She lives in Paris and spoke to me in New York City.
Yasmina Reza: Late in the process of finishing my new book, Happy Are the Happy, I started looking for a title. I didn’t have one at that point, and I wasn’t sure what it would be. I only knew I didn’t want something that had to do with love or couples—two obvious themes of the book. I didn’t want something that alluded to the content so directly.
I was on a plane when the French phrase heureux les heureux, happy are the happy, came to mind. It seemed beautiful, and it occurred to me it might work as a title. But I couldn’t remember where I’d heard first it. I knew it was from Borges—that’s all. I wasn’t sure where the line originally appeared.
So when I went home, I took all my Borges off the shelf. I went through, looking for the phrase. It found it by sheer luck. It’s from the last line of a poem, “Fragments of an Apocryphal Gospel,” which ends this way:
Happy are those who are beloved, and those who love, and those who are without love.
Happy are the happy.
It was exactly, precisely the subject of the book. Immediately I decided to take it as a title.
In English, “happy are the happy” is not as fantastic as it is in French (heureux les heureux), or in the original Spanish (feliz los felices). In English we have to add the “are” because, without a verb, the sentence doesn’t make grammatical sense. I prefer the Spanish sense “happy the happy,” which is the same in French. Except French is the best formulation, I think, because heureux also means lucky: Lucky are the happy. French is the only language that carries this additional connotation.

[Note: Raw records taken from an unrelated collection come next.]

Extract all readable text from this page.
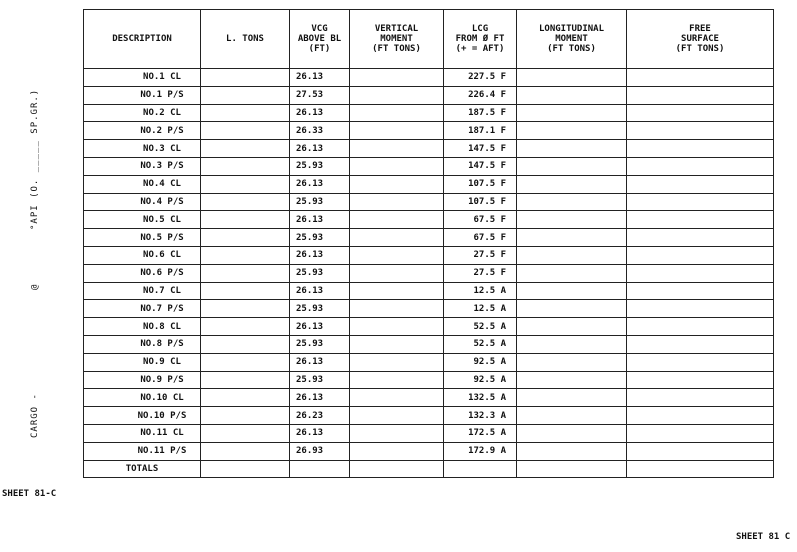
°API (O. _____ SP.GR.)
@
CARGO -
SHEET 81-C
SHEET 81 C
DESCRIPTION	L. TONS	VCG
ABOVE BL
(FT)	VERTICAL
MOMENT
(FT TONS)	LCG
FROM Ø FT
(+ = AFT)	LONGITUDINAL
MOMENT
(FT TONS)	FREE
SURFACE
(FT TONS)
NO.1 CL		26.13		227.5 F		
NO.1 P/S		27.53		226.4 F		
NO.2 CL		26.13		187.5 F		
NO.2 P/S		26.33		187.1 F		
NO.3 CL		26.13		147.5 F		
NO.3 P/S		25.93		147.5 F		
NO.4 CL		26.13		107.5 F		
NO.4 P/S		25.93		107.5 F		
NO.5 CL		26.13		67.5 F		
NO.5 P/S		25.93		67.5 F		
NO.6 CL		26.13		27.5 F		
NO.6 P/S		25.93		27.5 F		
NO.7 CL		26.13		12.5 A		
NO.7 P/S		25.93		12.5 A		
NO.8 CL		26.13		52.5 A		
NO.8 P/S		25.93		52.5 A		
NO.9 CL		26.13		92.5 A		
NO.9 P/S		25.93		92.5 A		
NO.10 CL		26.13		132.5 A		
NO.10 P/S		26.23		132.3 A		
NO.11 CL		26.13		172.5 A		
NO.11 P/S		26.93		172.9 A		
TOTALS						
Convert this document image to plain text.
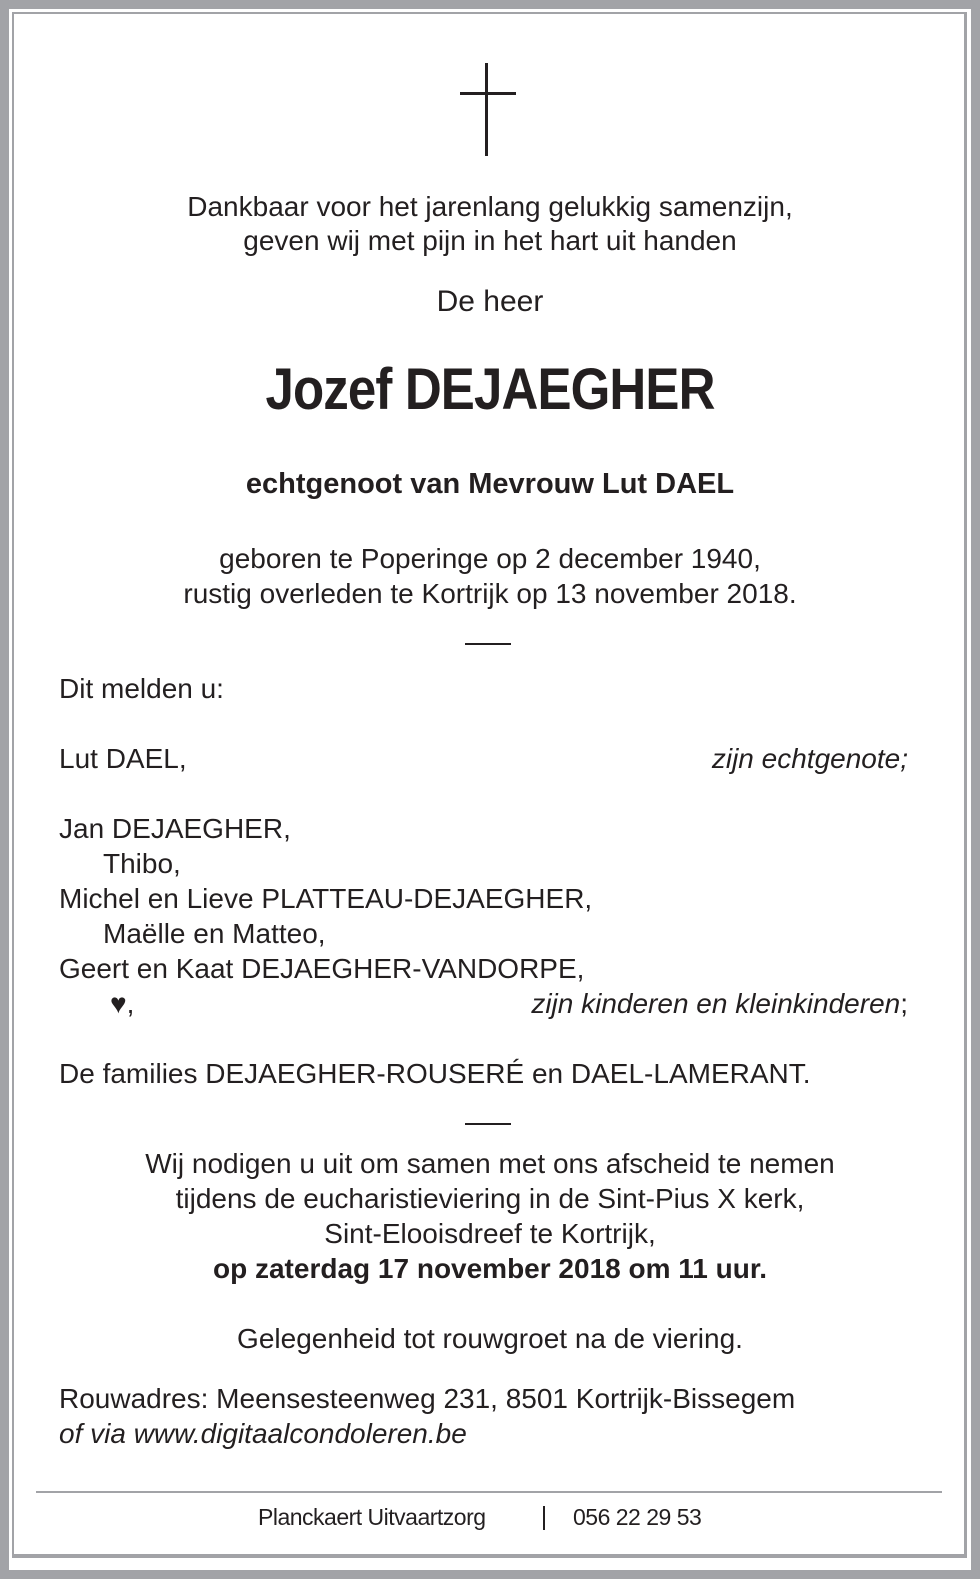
Dankbaar voor het jarenlang gelukkig samenzijn,
geven wij met pijn in het hart uit handen
De heer
Jozef DEJAEGHER
echtgenoot van Mevrouw Lut DAEL
geboren te Poperinge op 2 december 1940,
rustig overleden te Kortrijk op 13 november 2018.
Dit melden u:
Lut DAEL,	zijn echtgenote;
Jan DEJAEGHER,
Thibo,
Michel en Lieve PLATTEAU-DEJAEGHER,
Maëlle en Matteo,
Geert en Kaat DEJAEGHER-VANDORPE,
♥,	zijn kinderen en kleinkinderen;
De families DEJAEGHER-ROUSERÉ en DAEL-LAMERANT.
Wij nodigen u uit om samen met ons afscheid te nemen
tijdens de eucharistieviering in de Sint-Pius X kerk,
Sint-Elooisdreef te Kortrijk,
op zaterdag 17 november 2018 om 11 uur.
Gelegenheid tot rouwgroet na de viering.
Rouwadres: Meensesteenweg 231, 8501 Kortrijk-Bissegem
of via www.digitaalcondoleren.be
Planckaert Uitvaartzorg	056 22 29 53
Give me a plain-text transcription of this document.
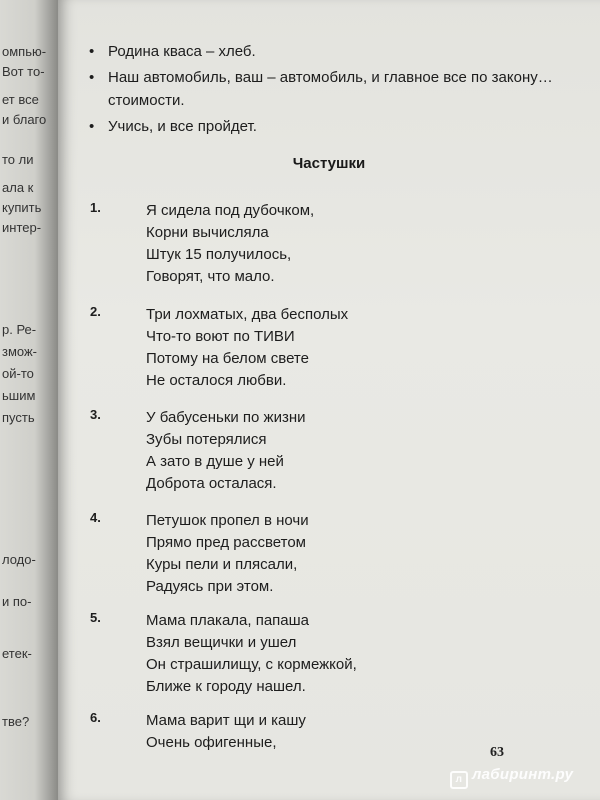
омпью-
Вот то-
ет все
и благо
то ли
ала к
купить
интер-
р. Ре-
змож-
ой-то
ьшим
пусть
лодо-
и по-
етек-
тве?
• Родина кваса – хлеб.
• Наш автомобиль, ваш – автомобиль, и главное все по закону… стоимости.
• Учись, и все пройдет.
Частушки
1.	Я сидела под дубочком,
Корни вычисляла
Штук 15 получилось,
Говорят, что мало.
2.	Три лохматых, два бесполых
Что-то воют по ТИВИ
Потому на белом свете
Не осталося любви.
3.	У бабусеньки по жизни
Зубы потерялися
А зато в душе у ней
Доброта осталася.
4.	Петушок пропел в ночи
Прямо пред рассветом
Куры пели и плясали,
Радуясь при этом.
5.	Мама плакала, папаша
Взял вещички и ушел
Он страшилищу, с кормежкой,
Ближе к городу нашел.
6.	Мама варит щи и кашу
Очень офигенные,
63
л лабиринт.ру
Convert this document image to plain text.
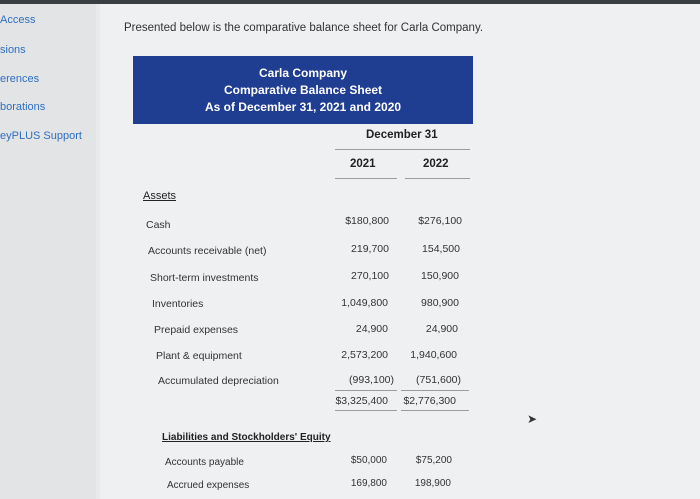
Access
sions
erences
borations
eyPLUS Support
Presented below is the comparative balance sheet for Carla Company.
Carla Company
Comparative Balance Sheet
As of December 31, 2021 and 2020
December 31
2021	2022
Assets
Cash	$180,800	$276,100
Accounts receivable (net)	219,700	154,500
Short-term investments	270,100	150,900
Inventories	1,049,800	980,900
Prepaid expenses	24,900	24,900
Plant & equipment	2,573,200 1,940,600
Accumulated depreciation	(993,100) (751,600)
$3,325,400 $2,776,300
➤
Liabilities and Stockholders' Equity
Accounts payable	$50,000	$75,200
Accrued expenses	169,800	198,900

In any case, I love the way Borges ends the poem with this self-reflexive “happy are the happy.” The condition of being happy, in other words, can only be obtained by those who are happy. This is so paradoxical, so enigmatic, so Borges. You can turn that idea over and over in your mind.
Part of what Borges is saying, I think, is that happiness has nothing to do with external forces. Happiness is a disposition you have inside of you. It’s not the outside world—it’s you.
The sentiment is echoed in Voltaire’s Philosophical Dictionary: “It’s not the circumstances but what our soul is made of that makes us happy.”
In Happy Are the Happy, I enjoyed exploring my characters’ subjective perceptions about other people’s emotions. A struggling couple, for instance, looks with jealousy and annoyance on another pair who constantly display affection and seem to be the picture of conjugal bliss. Though I didn’t initially intend to write the book this way, the novel slowly reveals that the happy-seeming couple is, in fact, in great distress.
In some ways, it was challenging for me to write a book with so many different narrators. You must see your characters as other people see them, and then also explore how they feel inside. Yet this came naturally, too, in a way; this mingling of so many different voices. My background is in the theater. I’m a playwright. And when writing for the stage, you give every character their own voice to speak with. A play is a collection of first-person voices. There was something about this novel that felt close to the dramatic form, as I wrote from the point of view of both men and women, people of many different ages.